THE HARLEM RENAISSANCE

But Harlem also contained a vibrant black cultural community that established links with New York’s artistic mainstream. Poets and novelists like Countee Cullen, Langston Hughes, and Claude McKay were befriended and sponsored by white intellectuals and published by white presses. Broadway for the first time presented black actors in serious dramatic roles, as well as shows like Dixie to Broadway and Blackbirds that featured great entertainers like the singers Florence Mills and Ethel Waters and the tap dancer Bill Robinson. At the same time, the theater flourished in Harlem, freeing black writers and actors from the constraints imposed by white producers.

Segregated institutions sprang up to serve the expanding black communities created by the Great Migration. Here, black residents of the nation’s capital enjoy an outing at Suburban Gardens, a black-owned amusement park.

The term “New Negro,” associated in politics with pan-Africanism and the militancy of the Garvey movement, in art meant the rejection of established stereotypes and a search for black values to put in their place. This quest led the writers of what came to be called the Harlem Renaissance to the roots of the black experience—Africa, the rural South’s folk traditions, and the life of the urban ghetto. Claude McKay made the major character of his novel Home to Harlem (1928) a free spirit who wandered from one scene of exotic life to another in search of a beautiful girl he had known. W. E. B. Du Bois feared that a novel like McKay’s, with its graphic sex and violence, actually reinforced white prejudices about black life. Harlem Renaissance writings, however, also contained a strong element of protest. This mood was exemplified by McKay’s poem “If We Must Die,” a response to the race riots of 1919. The poem affirmed that blacks would no longer allow themselves to be murdered defenselessly by whites:

If we must die, let it not be like hogs

Hunted and penned in an inglorious spot,

While round us bark the mad and hungry dogs,

Making their mock at our accursed lot....

Like men we’ll face the murderous, cowardly pack,

Pressed to the wall, dying, but fighting back!

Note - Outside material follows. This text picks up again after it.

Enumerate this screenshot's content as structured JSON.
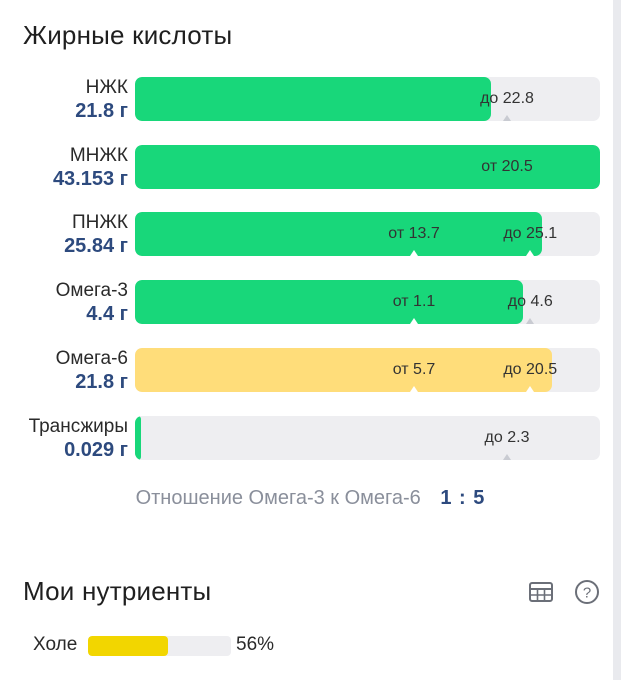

Winston Churchill would invoke McKay’s words to inspire the British public during World War II. The celebrated case of Ossian Sweet, a black physician who moved into a previously all-white Detroit neighborhood in 1925, reflected the new spirit of assertiveness among many African-Americans. When a white mob attacked his home, Sweet fired into the crowd, killing a man. Indicted for murder along with his two brothers, Sweet was defended by Clarence Darrow, fresh from his participation in the Scopes trial. The jury proved unable to agree on a verdict. A second prosecution, of Sweet’s brother, ended in acquittal.